In “Reskilling IT for the Cloud,” CIO Contributing Writer Mary K. Pratt describes how one organization, the digital advertising tech venture OpenX, made an all-out effort to retrain IT staff during a wholesale move from on-prem to cloud that took a mere seven months. During that time, the company spun down 45,000 servers in favor of SaaS applications and Google Cloud Platform; reskilling included a mandatory four-week Google training course. One of the most important lessons learned was that the rapidly evolving nature of the cloud means training can never stop.

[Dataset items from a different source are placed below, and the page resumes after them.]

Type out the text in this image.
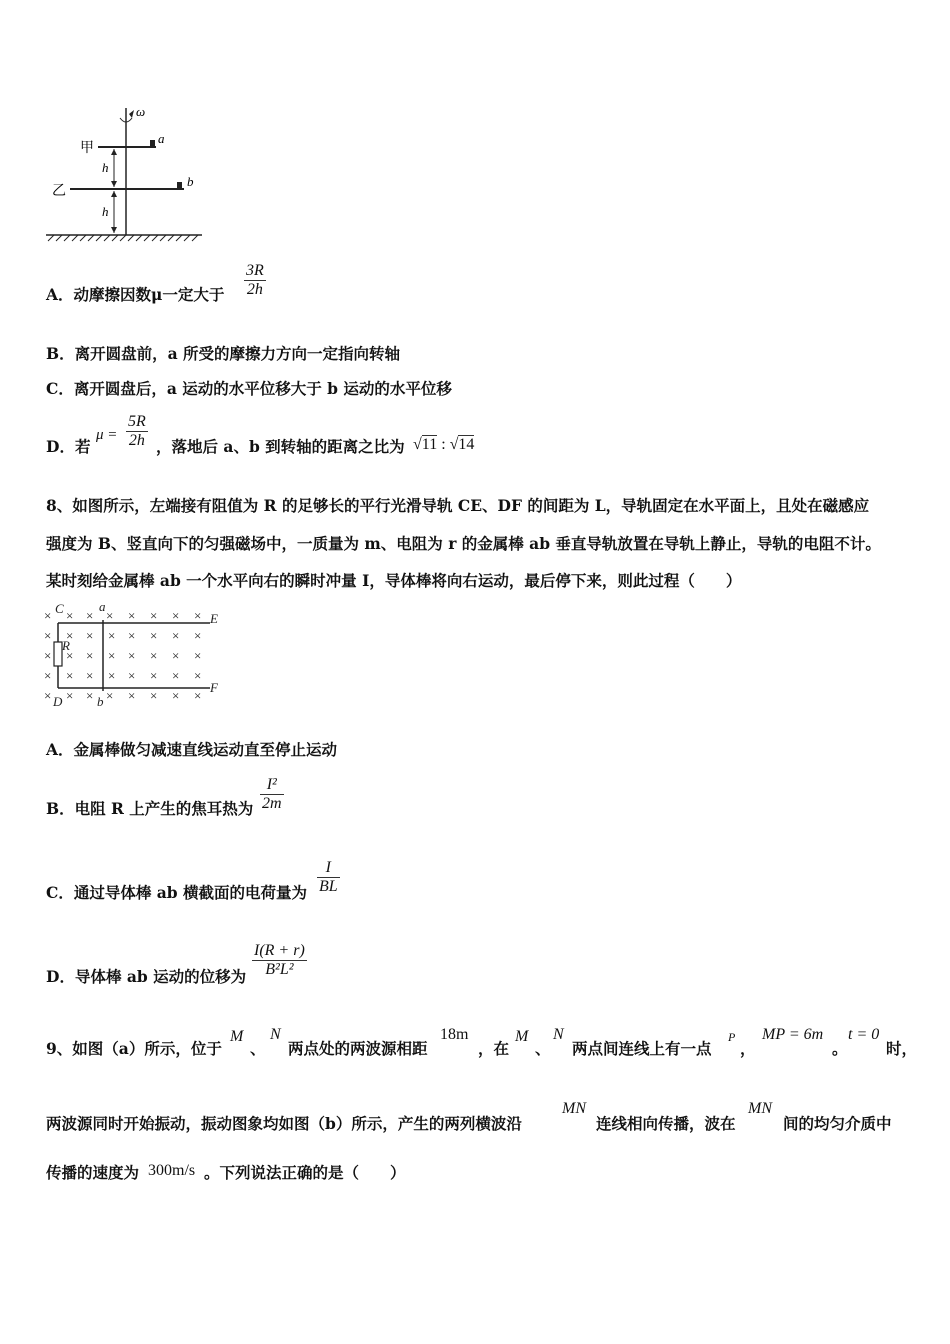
ω
a
甲
b
乙
h
h
A．动摩擦因数μ一定大于 $\frac{3R}{2h}$
B．离开圆盘前，a 所受的摩擦力方向一定指向转轴
C．离开圆盘后，a 运动的水平位移大于 b 运动的水平位移
D．若
$\mu = \frac{5R}{2h}$ ，落地后 a、b 到转轴的距离之比为 √11 : √14
8、如图所示，左端接有阻值为 R 的足够长的平行光滑导轨 CE、DF 的间距为 L，导轨固定在水平面上，且处在磁感应
强度为 B、竖直向下的匀强磁场中，一质量为 m、电阻为 r 的金属棒 ab 垂直导轨放置在导轨上静止，导轨的电阻不计。
某时刻给金属棒 ab 一个水平向右的瞬时冲量 I，导体棒将向右运动，最后停下来，则此过程（　　）
× × × × × × × ×
× × × × × × × ×
× × × × × × × ×
× × × × × × × ×
× × × × × × × ×
C
D
E
F
R
a
b
A．金属棒做匀减速直线运动直至停止运动
B．电阻 R 上产生的焦耳热为 $\frac{\text{I²}}{2m}$
C．通过导体棒 ab 横截面的电荷量为 $\frac{I}{BL}$
D．导体棒 ab 运动的位移为 $\frac{I(R + r)}{\text{B²L²}}$
9、如图（a）所示，位于
M
、
N
两点处的两波源相距
18m
，在
M
、
N
两点间连线上有一点
P
，
MP = 6m
。
t = 0
时，
两波源同时开始振动，振动图象均如图（b）所示，产生的两列横波沿
MN
连线相向传播，波在
MN
间的均匀介质中
传播的速度为 300m/s 。下列说法正确的是（　　）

Even a relatively straightforward service like cloud storage requires close understanding of provider options. As Network World contributor Neil Weinberg notes in "The pros and cons of cloud storage," Amazon Web Services offers six different cloud storage tiers, each with different performance and price points. And obviously, every time you move data to the cloud, you need to go to school on that IaaS provider's security controls, so you can emulate the access control already in place in your enterprise.

Security is a key cloud concern explored by contributor Bob Violino in the Computerworld article "3 big SaaS challenges for IT" – the other two being data integration and the sheer, sometimes uncontrolled, proliferation of SaaS apps across organizations. On CSO, Bob brings another article to the mix: "A 10-point plan to vet SaaS provider security." He recommends close examination of SaaS security controls, of course, but also suggests drilling to a SaaS provider's patching policies, regulatory compliance status, and third-party security audits.

In How to make the most of AWS Lambda, Contributing Editor Isaac Sacolick walks us through the possibilities presented by the leading serverless computing platform. Serverless computing, also known as functions as a service, enables developers to assemble services from functions stored in a shared repository – without needing to think about underlying infrastructure at all. And because serverless applications are event-driven, they can dramatically reduce compute charges: The pay-per-use meter starts running only when a function responds to a call and stops when that function ceases its activity.

Serverless computing is perhaps the purest expression of the cloud as an unending array of mix-and-match services – with even virtual infrastructure left in the rear-view mirror. The cloud is not merely extra horsepower you can fire up in addition to your on-prem server racks. It's the arena in which we're building the future of computing.